In the opinion of Karen Wang, Senior Vice President – Corporate Securities Issuance Legal of Citigroup Inc., (i) the Board of Directors (or a duly authorized committee thereof) of Citigroup Inc. has duly authorized the guarantee of such securities by Citigroup Inc. and such authorization has not been modified or rescinded; (ii) Citigroup Inc. is validly existing and in good standing under the laws of the State of Delaware; (iii) the indenture has been duly authorized, executed and delivered by Citigroup Inc.; and (iv) the execution and delivery of such indenture, and the performance by Citigroup Inc. of its obligations thereunder, are within its corporate powers and do not contravene its certificate of incorporation or bylaws or other constitutive documents.  This opinion is given as of the date of this pricing supplement and is limited to the General Corporation Law of the State of Delaware.

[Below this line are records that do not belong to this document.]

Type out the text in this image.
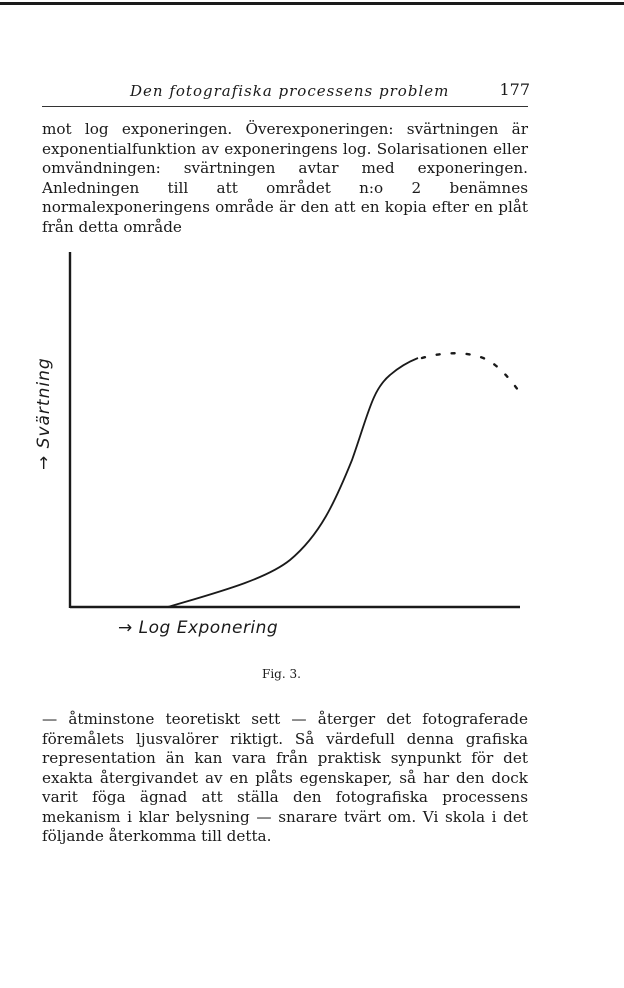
Den fotografiska processens problem	177

mot log exponeringen. Överexponeringen: svärtningen är exponentialfunktion av exponeringens log. Solarisationen eller omvändningen: svärtningen avtar med exponeringen. Anledningen till att området n:o 2 benämnes normalexponeringens område är den att en kopia efter en plåt från detta område

→ Svärtning
→ Log Exponering
Fig. 3.

— åtminstone teoretiskt sett — återger det fotograferade föremålets ljusvalörer riktigt. Så värdefull denna grafiska representation än kan vara från praktisk synpunkt för det exakta återgivandet av en plåts egenskaper, så har den dock varit föga ägnad att ställa den fotografiska processens mekanism i klar belysning — snarare tvärt om. Vi skola i det följande återkomma till detta.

Karen Wang, or other internal attorneys with whom she has consulted, has examined and is familiar with originals, or copies certified or otherwise identified to her satisfaction, of such corporate records of Citigroup Inc., certificates or documents as she has deemed appropriate as a basis for the opinions expressed above. In such examination, she or such persons has assumed the legal capacity of all natural persons, the genuineness of all signatures (other than those of officers of Citigroup Inc.), the authenticity of all documents submitted to her or such persons as originals, the conformity to original documents of all documents submitted to her or such persons as certified or photostatic copies and the authenticity of the originals of such copies.